Our result shows that it was more likely for the children to receive a prehospital intervention if they were brought to hospital by ambulance helicopter. However, when the children were divided into different age groups our result showed that children less than seven years showed less intervention during the pre-hospital care despite that they were brought to the emergency department by helicopter ambulance. This result could be well in line with the result of Berlot et al. , who showed that patients who have brought to hospital by helicopter emergency medical service (HEMS) have a shorter time between admission and to definite care as compared to the patients brought to hospital by an ambulance team . Could this mean that time have a crucial impact on the ability for pre hospital care as well as documentation? Further investigations to address this question should be in focus, especially in the paediatric setting.
There are several limitations in our study; the studied population are children surviving a severe brain injury who took part of an inhospital rehabilitation which implies that there are children who either not survive the initial injury or the initial care. Therefore, we could not speculate on the incidence of severe TBI in the Stockholm region. However, the children receiving prehospital and emergency care as well as rehabilitation could help to improve the management and care by describing documented management and interventions according to guidelines.
The small amount of children included in this study as well as a long study period could have had an impact on our result; a larger sample size with a multicentre approach could improve the results and should be considered for the future. The long study period could have had an impact on the frequencies of interventions due to differences in guidelines over time and competences in the ambulances. However, no such difference was found.
The fact that medical records were studied retrospectively could also compromise the reliability of the results, as the patients were not seen in person but only from documentation. On a general level, the medical records appeared relatively unsystematically documented, but this does not necessarily imply that the prehospital care was unsystematic.
However, the impact of the prehospital care on the outcome could be hard to determine as both primary injury and the in-hospital care has an impact on the patient outcome.
However, by increasing knowledge concerning treatment and successful interventions for the severely TBI patient during the whole chain of care may more patients survive as well as experience a reduction of long-term consequences.
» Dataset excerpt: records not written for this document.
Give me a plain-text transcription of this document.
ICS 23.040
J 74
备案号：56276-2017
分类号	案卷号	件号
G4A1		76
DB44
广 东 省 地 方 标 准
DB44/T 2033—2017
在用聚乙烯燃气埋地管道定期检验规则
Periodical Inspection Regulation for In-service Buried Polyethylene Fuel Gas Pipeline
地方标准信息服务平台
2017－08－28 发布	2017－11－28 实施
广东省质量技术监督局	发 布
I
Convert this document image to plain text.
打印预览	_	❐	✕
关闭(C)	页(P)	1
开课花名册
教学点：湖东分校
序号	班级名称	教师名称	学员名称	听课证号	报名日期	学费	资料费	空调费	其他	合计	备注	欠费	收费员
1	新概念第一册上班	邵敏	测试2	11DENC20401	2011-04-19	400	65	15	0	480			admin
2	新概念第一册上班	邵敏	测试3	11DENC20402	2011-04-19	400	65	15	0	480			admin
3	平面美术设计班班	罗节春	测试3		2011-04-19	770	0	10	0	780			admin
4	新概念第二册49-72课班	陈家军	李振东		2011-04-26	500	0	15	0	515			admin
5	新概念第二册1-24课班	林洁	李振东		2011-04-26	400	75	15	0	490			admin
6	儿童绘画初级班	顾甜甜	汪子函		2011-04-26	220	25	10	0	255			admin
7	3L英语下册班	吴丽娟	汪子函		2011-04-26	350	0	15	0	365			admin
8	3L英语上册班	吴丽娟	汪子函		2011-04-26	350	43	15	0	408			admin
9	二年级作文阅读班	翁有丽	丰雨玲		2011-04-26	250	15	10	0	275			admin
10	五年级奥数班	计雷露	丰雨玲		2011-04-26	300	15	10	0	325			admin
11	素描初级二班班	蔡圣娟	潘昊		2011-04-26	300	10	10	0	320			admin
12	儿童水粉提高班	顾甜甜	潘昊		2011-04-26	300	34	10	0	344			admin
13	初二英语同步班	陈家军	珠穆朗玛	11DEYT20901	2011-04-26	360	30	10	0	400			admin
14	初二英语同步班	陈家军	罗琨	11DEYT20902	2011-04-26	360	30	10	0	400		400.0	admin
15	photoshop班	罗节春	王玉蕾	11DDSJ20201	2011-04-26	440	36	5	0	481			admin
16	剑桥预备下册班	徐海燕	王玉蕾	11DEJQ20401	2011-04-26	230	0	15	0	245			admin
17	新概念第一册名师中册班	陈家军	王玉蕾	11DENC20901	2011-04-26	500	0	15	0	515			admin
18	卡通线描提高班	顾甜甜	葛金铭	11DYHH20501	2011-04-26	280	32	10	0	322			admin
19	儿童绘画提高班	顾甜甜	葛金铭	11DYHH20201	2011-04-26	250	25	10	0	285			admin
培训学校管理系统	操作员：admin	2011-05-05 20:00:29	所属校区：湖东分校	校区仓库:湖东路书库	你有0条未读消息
One third of the children with a severe brain injury had documentation of prehospital interventions. There was no correlation between initial duration of unconsciousness or initial GCS whether the child had documentation of prehospital intervention or not. Further investigations to elaborate the true incidence of prehospital interventions in children with severe brain injuries are necessary.
We gratefully acknowledge the assistance of Ingrid van´t Hooft and Annika Norberg in compiling the data.